Por: JAIRZINHO RABELO

Dizem os manuais de metodologia de aprendizagem, ditados pelos estudiosos e repletos de termos em inglês, que o ato de ensinar é uma coreografia perfeita. O professor entra, capta a atenção dos alunos com uma pergunta instigante, desdobra o conteúdo em slides minimalistas e, nos dez minutos finais, consolida o aprendizado. É lindo. Quase poético.
O problema é que o papel aceita tudo; a realidade de uma sala de aula, não.
Para o professor de uma escola real, o tempo não é medido em minutos, mas em centavos de segundo disputados no grito — ou no silêncio estratégico. O cronômetro começa a rodar: uma hora de aula. Sessenta minutos cravados para mudar o mundo, ou pelo menos para fazer com que trinta alunos entendam a diferença entre uma oração coordenada e uma subordinada.
Mas a física da sala de aula obedece a leis próprias.
A Epopeia dos primeiros quinze minutos: o sinal toca. É o chamado para a batalha. O professor entra na sala; metade da turma ainda está no corredor. A outra metade debate calorosamente sobre algo vazio, talvez uma fofoca ou um plano de fuga; “o piloto desapareceu”. “Alguém viu o pincel azul?” Ninguém viu. O pincel, descobriremos mais tarde, está no estojo de Victor, que o guardou por pura desatenção; a “gestão do caos”: é preciso negociar. Sentandos, por favor. Copiando o roteiro da aula. “Julia, por favor, guarde o celular.” “Não, Pedro, não dá para ir ao banheiro agora, você acabou de entrar.”
Gerir uma sala de aula hoje em dia não é apenas dar conteúdo; é um exercício complexo de diplomacia, psicologia e, às vezes, de malabarismo. Quando o professor finalmente consegue que todos os olhos se voltem para o quadro, o relógio de parede — aquele que parece correr mais rápido na aula dele do que na hora do recreio — já marca meia hora de partida perdida.
O querer que não vem pronto. Existe uma diferença brutal, quase invisível, entre o aprender e o querer aprender.
O aprender é técnico.

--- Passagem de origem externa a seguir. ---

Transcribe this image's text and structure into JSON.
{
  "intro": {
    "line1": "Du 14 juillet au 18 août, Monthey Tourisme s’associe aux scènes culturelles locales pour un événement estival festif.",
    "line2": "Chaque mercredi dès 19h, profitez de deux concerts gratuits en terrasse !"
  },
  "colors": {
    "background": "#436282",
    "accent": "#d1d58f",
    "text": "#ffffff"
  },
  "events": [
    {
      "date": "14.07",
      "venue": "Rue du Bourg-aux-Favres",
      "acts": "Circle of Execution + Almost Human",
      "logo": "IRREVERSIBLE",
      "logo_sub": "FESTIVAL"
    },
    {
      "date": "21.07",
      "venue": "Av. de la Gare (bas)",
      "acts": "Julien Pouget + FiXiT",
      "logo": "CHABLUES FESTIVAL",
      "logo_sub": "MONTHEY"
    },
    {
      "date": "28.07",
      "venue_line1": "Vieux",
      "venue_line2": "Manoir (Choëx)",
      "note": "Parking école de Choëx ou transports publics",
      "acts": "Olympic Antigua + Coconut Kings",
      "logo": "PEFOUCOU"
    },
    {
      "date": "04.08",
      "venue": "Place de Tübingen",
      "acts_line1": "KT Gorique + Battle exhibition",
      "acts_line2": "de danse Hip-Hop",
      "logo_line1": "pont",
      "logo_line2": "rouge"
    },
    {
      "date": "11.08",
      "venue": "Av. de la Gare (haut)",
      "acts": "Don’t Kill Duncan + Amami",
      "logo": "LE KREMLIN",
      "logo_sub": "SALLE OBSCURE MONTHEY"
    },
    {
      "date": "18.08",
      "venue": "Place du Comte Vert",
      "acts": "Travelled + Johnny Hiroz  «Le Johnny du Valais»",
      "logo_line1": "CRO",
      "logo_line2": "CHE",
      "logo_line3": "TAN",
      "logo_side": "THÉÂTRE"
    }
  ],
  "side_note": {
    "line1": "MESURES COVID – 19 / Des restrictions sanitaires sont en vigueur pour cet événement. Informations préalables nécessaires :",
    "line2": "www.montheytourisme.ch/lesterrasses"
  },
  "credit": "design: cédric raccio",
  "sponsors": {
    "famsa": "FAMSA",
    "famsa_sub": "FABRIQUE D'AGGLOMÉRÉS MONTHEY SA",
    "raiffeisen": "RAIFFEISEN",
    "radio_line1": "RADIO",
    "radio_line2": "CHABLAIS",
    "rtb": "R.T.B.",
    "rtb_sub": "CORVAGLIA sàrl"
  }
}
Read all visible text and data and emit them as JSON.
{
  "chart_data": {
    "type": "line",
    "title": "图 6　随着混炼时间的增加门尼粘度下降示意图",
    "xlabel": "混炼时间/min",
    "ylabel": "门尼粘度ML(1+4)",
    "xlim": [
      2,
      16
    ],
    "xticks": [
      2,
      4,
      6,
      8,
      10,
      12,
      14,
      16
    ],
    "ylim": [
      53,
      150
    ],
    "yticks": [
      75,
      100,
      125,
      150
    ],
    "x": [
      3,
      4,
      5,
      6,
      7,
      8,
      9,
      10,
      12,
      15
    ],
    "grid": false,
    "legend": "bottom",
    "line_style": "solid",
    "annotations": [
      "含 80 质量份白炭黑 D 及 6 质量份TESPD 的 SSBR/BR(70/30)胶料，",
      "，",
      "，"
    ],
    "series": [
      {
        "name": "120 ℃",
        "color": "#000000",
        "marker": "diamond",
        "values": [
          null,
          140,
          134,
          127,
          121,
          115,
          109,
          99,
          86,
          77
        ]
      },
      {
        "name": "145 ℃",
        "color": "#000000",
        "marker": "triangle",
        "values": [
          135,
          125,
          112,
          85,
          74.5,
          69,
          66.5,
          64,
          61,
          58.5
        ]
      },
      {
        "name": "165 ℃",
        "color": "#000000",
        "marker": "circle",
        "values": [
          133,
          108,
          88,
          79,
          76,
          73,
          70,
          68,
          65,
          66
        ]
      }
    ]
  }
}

Se o professor insistir, se desenhar no quadro, se fizer uma música chiclete, o cérebro do aluno processa a informação. Mas o querer aprender? Esse é o Santo Graal da educação moderna. Os alunos chegam à escola blindados por excesso de estímulos. Por que eu deveria me importar com a análise sintática se há um vídeo de quinze segundos na minha tela entregando dopamina imediata?
A grande luta do professor contemporâneo mudou de foco. Ele não luta mais contra o analfabetismo puro e simples; ele luta contra a apatia. A maior missão se tornou ensinar o aluno a aprender a aprender. Mostrar que o conhecimento não é um arquivo PDF que se baixa na mente, mas um músculo que dói quando é exercitado.
Pode-se dizer que aprender a aprender é aceitar o desconforto da dúvida. E, em uma era de respostas fáceis no Google, o desconforto é o primeiro inimigo a ser evitado.
O fim do tempo. Faltam dez minutos para o sinal final. O professor conseguiu. A sala está em silêncio, os cadernos estão abertos, a explicação finalmente engrenou. Ele está no auge do seu entusiasmo, conectando os pontos, quando olha para os rostos à sua frente. Alguns olhos brilham — o clique da compreensão aconteceu para dois ou três ali no meio.
E então, o sinal toca. Estridente. Implacável.
Os cadernos são fechados num estrondo uníssono, mochilas são fechadas com zíperes apressados. O feitiço se quebrou. Aquela hora de aula escorreu pelos dedos enquanto o professor tentava, simplesmente, fazer o ambiente ser propício para o milagre acontecer.
O professor limpa o quadro, guarda o pincel (o azul, que finalmente apareceu) e sorri de canto. A aula acabou, o tempo se foi, e o cansaço é real. Mas amanhã, nos mesmos primeiros quinze minutos de caos, ele vai entrar na sala e tentar tudo de novo. Porque educar, no fundo, é ter a teimosia de acreditar que o minuto que sobra sempre vale a pena.